Les chorégraphies martiales, elles, sont assurées par Liu Chia-liang, complice de Chang Cheh depuis le milieu des années soixante et futur réalisateur de quelques classiques kung-fu comme la formidable trilogie consacrée à la 36eme CHAMBRE DE SHAOLIN. Enfin, le plus connu des cinéastes de la Shaw Brothers, Chang Cheh, coréalise officieusement LES 7 VAMPIRES D’OR sans être crédité au générique.

Malgré de nombreuses imperfections, le métrage s’avère soigné, visuellement attractif et toujours plaisant. Le scénario progresse toutefois de manière un peu erratique, entre des passages rythmés et bien menés (ceux signés Chang Cheh et Liu Chia-liang?) et d'autres plus lents et académiques. Les effets spéciaux, malheureusement, sont médiocres (comme en témoignent les chauve-souris en plastique absolument ridicules, d’ailleurs une constante dans la saga « Dracula » de la Hammer) et les maquillages mal fichus mais, bon, on ne va pas trop chipoter sur ce genre de détails.

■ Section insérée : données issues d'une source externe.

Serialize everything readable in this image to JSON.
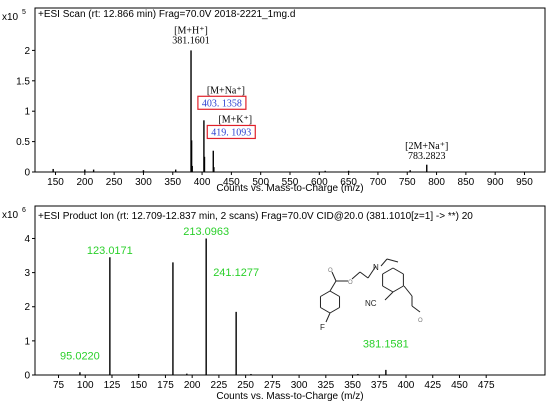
{
  "chart_data": [
    {
      "type": "bar",
      "header": "+ESI Scan (rt: 12.866 min) Frag=70.0V 2018-2221_1mg.d",
      "scale_label": "x10",
      "scale_exp": "5",
      "xlabel": "Counts vs. Mass-to-Charge (m/z)",
      "xlim": [
        115,
        985
      ],
      "ylim": [
        0,
        2.5
      ],
      "xticks": [
        150,
        200,
        250,
        300,
        350,
        400,
        450,
        500,
        550,
        600,
        650,
        700,
        750,
        800,
        850,
        900,
        950
      ],
      "yticks": [
        0,
        0.5,
        1,
        1.5,
        2
      ],
      "ytick_labels": [
        "0",
        "0.5",
        "1",
        "1.5",
        "2"
      ],
      "color": "#000000",
      "peaks": [
        {
          "x": 381.16,
          "y": 2.0
        },
        {
          "x": 382.16,
          "y": 0.52
        },
        {
          "x": 383.2,
          "y": 0.1
        },
        {
          "x": 403.14,
          "y": 0.85
        },
        {
          "x": 404.14,
          "y": 0.25
        },
        {
          "x": 419.11,
          "y": 0.35
        },
        {
          "x": 420.1,
          "y": 0.08
        },
        {
          "x": 783.28,
          "y": 0.12
        },
        {
          "x": 146,
          "y": 0.05
        },
        {
          "x": 200,
          "y": 0.04
        },
        {
          "x": 215,
          "y": 0.04
        },
        {
          "x": 300,
          "y": 0.03
        },
        {
          "x": 355,
          "y": 0.04
        },
        {
          "x": 610,
          "y": 0.02
        },
        {
          "x": 650,
          "y": 0.02
        },
        {
          "x": 755,
          "y": 0.03
        }
      ],
      "annotations": [
        {
          "x": 381.16,
          "y": 2.08,
          "lines": [
            "[M+H⁺]",
            "381.1601"
          ],
          "style": "plain"
        },
        {
          "x": 403.14,
          "y": 0.9,
          "lines": [
            "[M+Na⁺]",
            "403. 1358"
          ],
          "style": "boxed"
        },
        {
          "x": 419.11,
          "y": 0.42,
          "lines": [
            "[M+K⁺]",
            "419. 1093"
          ],
          "style": "boxed"
        },
        {
          "x": 783.28,
          "y": 0.18,
          "lines": [
            "[2M+Na⁺]",
            "783.2823"
          ],
          "style": "plain"
        }
      ]
    },
    {
      "type": "bar",
      "header": "+ESI Product Ion (rt: 12.709-12.837 min, 2 scans) Frag=70.0V CID@20.0 (381.1010[z=1] -> **) 20",
      "scale_label": "x10",
      "scale_exp": "6",
      "xlabel": "Counts vs. Mass-to-Charge (m/z)",
      "xlim": [
        53,
        530
      ],
      "ylim": [
        0,
        4.6
      ],
      "xticks": [
        75,
        100,
        125,
        150,
        175,
        200,
        225,
        250,
        275,
        300,
        325,
        350,
        375,
        400,
        425,
        450,
        475
      ],
      "yticks": [
        0,
        1,
        2,
        3,
        4
      ],
      "ytick_labels": [
        "0",
        "1",
        "2",
        "3",
        "4"
      ],
      "color": "#000000",
      "peaks": [
        {
          "x": 95.02,
          "y": 0.08
        },
        {
          "x": 123.02,
          "y": 3.45
        },
        {
          "x": 182.0,
          "y": 3.3
        },
        {
          "x": 213.1,
          "y": 4.0
        },
        {
          "x": 241.13,
          "y": 1.85
        },
        {
          "x": 381.16,
          "y": 0.15
        },
        {
          "x": 150,
          "y": 0.03
        },
        {
          "x": 195,
          "y": 0.04
        },
        {
          "x": 255,
          "y": 0.03
        },
        {
          "x": 355,
          "y": 0.03
        }
      ],
      "annotations": [
        {
          "x": 123.02,
          "y": 3.55,
          "lines": [
            "123.0171"
          ],
          "style": "green"
        },
        {
          "x": 213.1,
          "y": 4.1,
          "lines": [
            "213.0963"
          ],
          "style": "green"
        },
        {
          "x": 241.13,
          "y": 2.9,
          "lines": [
            "241.1277"
          ],
          "style": "green"
        },
        {
          "x": 95.02,
          "y": 0.45,
          "lines": [
            "95.0220"
          ],
          "style": "green"
        },
        {
          "x": 381.16,
          "y": 0.8,
          "lines": [
            "381.1581"
          ],
          "style": "green"
        }
      ],
      "structure_labels": {
        "n": "N",
        "o": "O",
        "cn": "NC",
        "f": "F"
      }
    }
  ]
}
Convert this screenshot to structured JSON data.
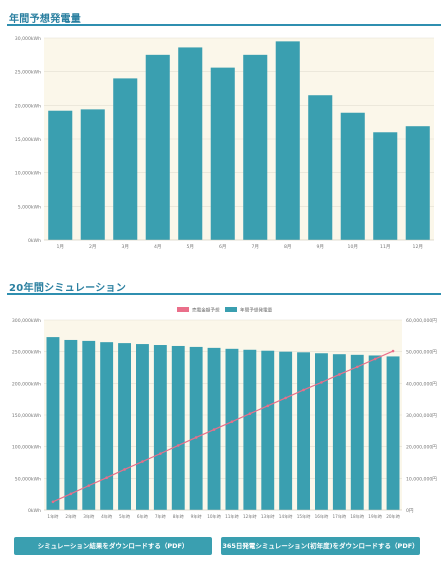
{
  "sections": {
    "annual_title": "年間予想発電量",
    "twenty_year_title": "20年間シミュレーション"
  },
  "buttons": {
    "download_result": "シミュレーション結果をダウンロードする（PDF）",
    "download_365": "365日発電シミュレーション(初年度)をダウンロードする（PDF）"
  },
  "colors": {
    "bar": "#3a9fb0",
    "line": "#ea6f8a",
    "plot_bg": "#fbf7ea",
    "title": "#2a7fa0"
  },
  "chart_data": [
    {
      "type": "bar",
      "categories": [
        "1月",
        "2月",
        "3月",
        "4月",
        "5月",
        "6月",
        "7月",
        "8月",
        "9月",
        "10月",
        "11月",
        "12月"
      ],
      "values": [
        19200,
        19400,
        24000,
        27500,
        28600,
        25600,
        27500,
        29500,
        21500,
        18900,
        16000,
        16900
      ],
      "yticks": [
        "0kWh",
        "5,000kWh",
        "10,000kWh",
        "15,000kWh",
        "20,000kWh",
        "25,000kWh",
        "30,000kWh"
      ],
      "ylim": [
        0,
        30000
      ],
      "grid": true
    },
    {
      "type": "bar+line",
      "categories": [
        "1年時",
        "2年時",
        "3年時",
        "4年時",
        "5年時",
        "6年時",
        "7年時",
        "8年時",
        "9年時",
        "10年時",
        "11年時",
        "12年時",
        "13年時",
        "14年時",
        "15年時",
        "16年時",
        "17年時",
        "18年時",
        "19年時",
        "20年時"
      ],
      "legend": [
        "売電金額予想",
        "年間予想発電量"
      ],
      "series": [
        {
          "name": "年間予想発電量",
          "type": "bar",
          "axis": "left",
          "values": [
            273000,
            268500,
            267000,
            265000,
            263500,
            262000,
            260500,
            259000,
            257500,
            256000,
            254500,
            253000,
            251500,
            250000,
            249000,
            247500,
            246000,
            245000,
            244000,
            242500
          ]
        },
        {
          "name": "売電金額予想",
          "type": "line",
          "axis": "right",
          "values": [
            2600000,
            5100000,
            7700000,
            10200000,
            12800000,
            15300000,
            17800000,
            20400000,
            22900000,
            25400000,
            27900000,
            30400000,
            32900000,
            35400000,
            37900000,
            40300000,
            42800000,
            45200000,
            47700000,
            50200000
          ]
        }
      ],
      "yticks_left": [
        "0kWh",
        "50,000kWh",
        "100,000kWh",
        "150,000kWh",
        "200,000kWh",
        "250,000kWh",
        "300,000kWh"
      ],
      "yticks_right": [
        "0円",
        "10,000,000円",
        "20,000,000円",
        "30,000,000円",
        "40,000,000円",
        "50,000,000円",
        "60,000,000円"
      ],
      "ylim_left": [
        0,
        300000
      ],
      "ylim_right": [
        0,
        60000000
      ],
      "legend_position": "top-center",
      "grid": true
    }
  ]
}
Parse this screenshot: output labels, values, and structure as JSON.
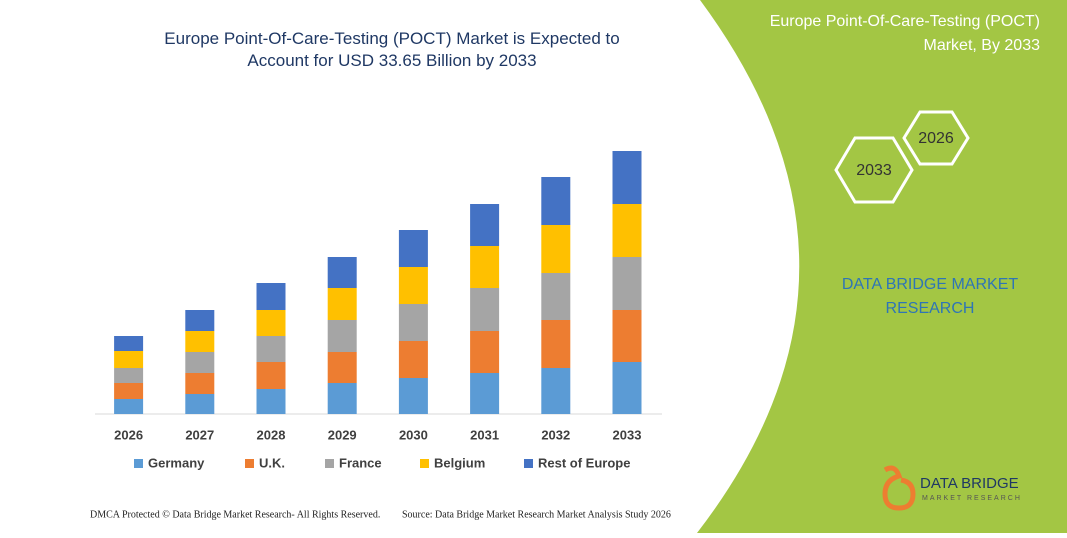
{
  "chart_data": {
    "type": "stacked_bar",
    "title": "Europe Point-Of-Care-Testing (POCT) Market is Expected to Account for USD 33.65 Billion by 2033",
    "categories": [
      "2026",
      "2027",
      "2028",
      "2029",
      "2030",
      "2031",
      "2032",
      "2033"
    ],
    "series": [
      {
        "name": "Germany",
        "color": "#5b9bd5",
        "values": [
          15,
          20,
          25,
          31,
          36,
          41,
          46,
          52
        ]
      },
      {
        "name": "U.K.",
        "color": "#ed7d31",
        "values": [
          16,
          21,
          27,
          31,
          37,
          42,
          48,
          52
        ]
      },
      {
        "name": "France",
        "color": "#a5a5a5",
        "values": [
          15,
          21,
          26,
          32,
          37,
          43,
          47,
          53
        ]
      },
      {
        "name": "Belgium",
        "color": "#ffc000",
        "values": [
          17,
          21,
          26,
          32,
          37,
          42,
          48,
          53
        ]
      },
      {
        "name": "Rest of Europe",
        "color": "#4472c4",
        "values": [
          15,
          21,
          27,
          31,
          37,
          42,
          48,
          53
        ]
      }
    ],
    "legend": "bottom"
  },
  "panel": {
    "title": "Europe Point-Of-Care-Testing (POCT) Market, By 2033",
    "hex_a": "2026",
    "hex_b": "2033",
    "brand": "DATA BRIDGE MARKET RESEARCH"
  },
  "logo": {
    "name": "DATA BRIDGE",
    "sub": "MARKET RESEARCH"
  },
  "footer": {
    "left": "DMCA Protected © Data Bridge Market Research- All Rights Reserved.",
    "right": "Source: Data Bridge Market Research Market Analysis Study 2026"
  }
}
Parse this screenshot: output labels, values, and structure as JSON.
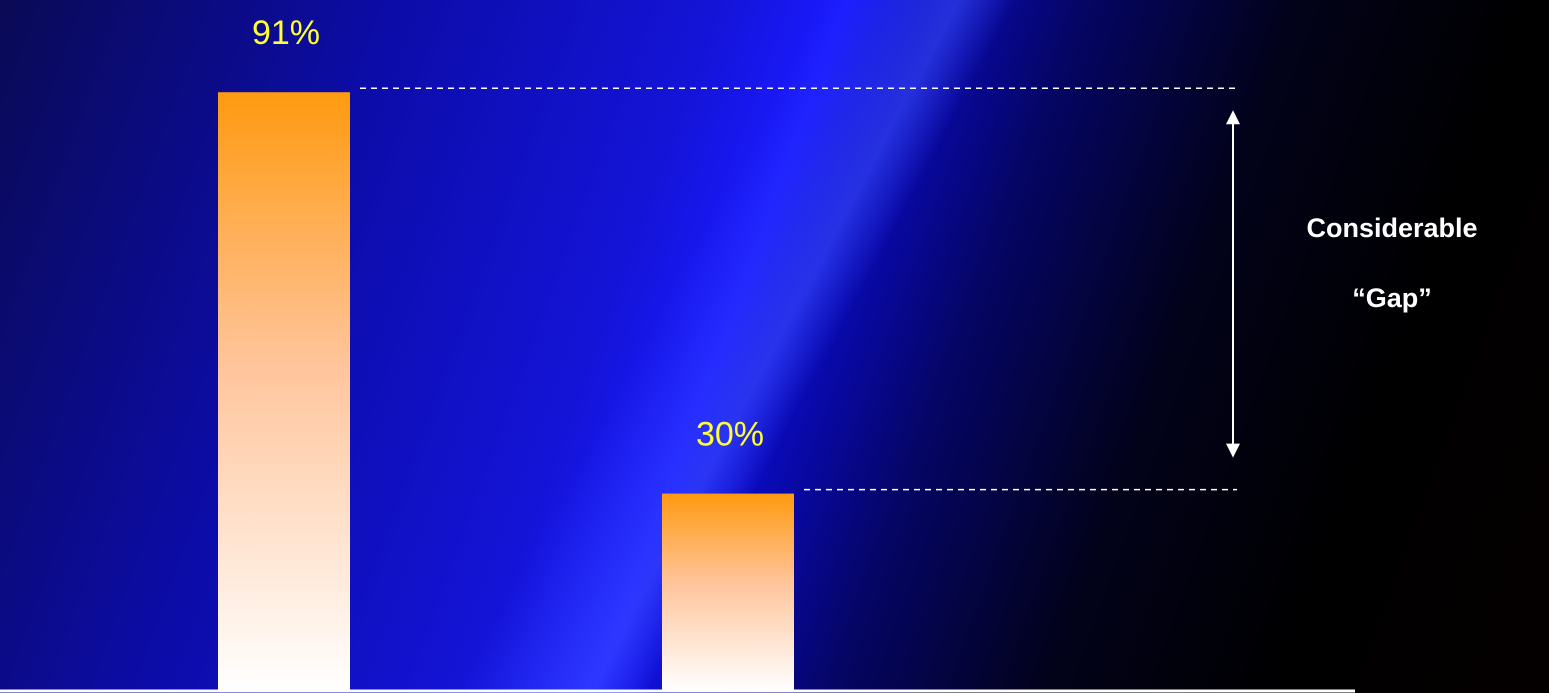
{
  "chart_data": {
    "type": "bar",
    "categories": [
      "",
      ""
    ],
    "values": [
      91,
      30
    ],
    "value_labels": [
      "91%",
      "30%"
    ],
    "title": "",
    "xlabel": "",
    "ylabel": "",
    "ylim": [
      0,
      100
    ],
    "grid": false,
    "bar_colors": {
      "top": "#ff9a10",
      "bottom": "#ffffff"
    },
    "annotation": {
      "line1": "Considerable",
      "line2": "“Gap”",
      "from_value": 91,
      "to_value": 30
    }
  },
  "colors": {
    "label": "#ffff33",
    "annotation": "#ffffff",
    "baseline": "#ffffff"
  }
}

Les affrontements, eux, sont violents, avec force jets de sang très rouge (celui, un peu irréaliste, des films de Chang Cheh) et les séquences kung-fu se révèlent agréablement ficelées, même si elles ne s'intègrent pas toujours parfaitement à l'intrigue, la Shaw Brothers ayant tenu à rendre le métrage plus nerveux en y ajoutant quelques combats supplémentaires. Niveau interprétation, les acteurs sont globalement convaincants, même si David Chiang est légèrement sous-employé, et Peter Cushing placé en retrait. Sans doute devait-il se sentir un peu perdu, à soixante balais, au milieu de ces jeunes acteurs bondissants qui virevoltaient en tous sens. Il se contente d'expliquer les faiblesses des vampires ("En Occident, ils craignent les crucifix mais ici ils doivent avoir peur de l'image de Bouddha") et de prodiguer de judicieux conseils ("frappez les en plein coeur!") en observant les combattants défier les créatures de la nuit à coup de pieds et de poings. Dracula, heureusement peu présent à l'écran, est interprété pour sa part par le très théâtral et cabotin John Forbes Robertson qui paraît souvent aux limites du ridicule et fait regretter la sobriété et la classe naturelle de Christopher Lee.

La photographie, elle, reste agréable, avec ses teintes très colorées (le vert et le rouge dominent) typiques des seventies et des productions horrifiques de Mario Bava ou Dario Argento. Les décors - fort kitsch avouons le - ajoutent aux charmes de l'ensemble et confèrent au métrage une tonalité « pulp » proche du roman de gare ou du sérial. Les plus pervers noteront également cette séquence récurrente et inutile (du moins pour le déroulement de l'intrigue) montrant les vampires torturer de jolies figurantes asiatiques dénudées bien pourvues par la nature.

Les scènes durant lesquelles les vampires lèvent une armée de zombies caricaturaux inspirés des EC comics possèdent également une belle puissance évocatrice, à la fois frissonnante et un peu risible, dans l'esprit des séries B espagnoles et italiennes de la même époque. A l’image des futures réussites de la ghost horror kung fu comedy cantonaise, LA LEGENDE DES 7 VAMPIRES D’OR sacrifie même à la coutume locale des morts vivants bondissants. Surprenant.

En résumé, LA LEGENDE DES 7 VAMPIRES D’OR constitue un spectacle bourré de défauts mais enthousiasmant et rafraichissant en ces temps de cinéma formaté et insipide. Le tout se suit sans ennui avec un regard à la fois charmé, nostalgique et distancié: on n'y croit pas une seconde mais on s'amuse beaucoup. N'est-ce pas l'essentiel, d’autant que le métrage clôt avantageusement la saga après trois épisodes assez quelconques?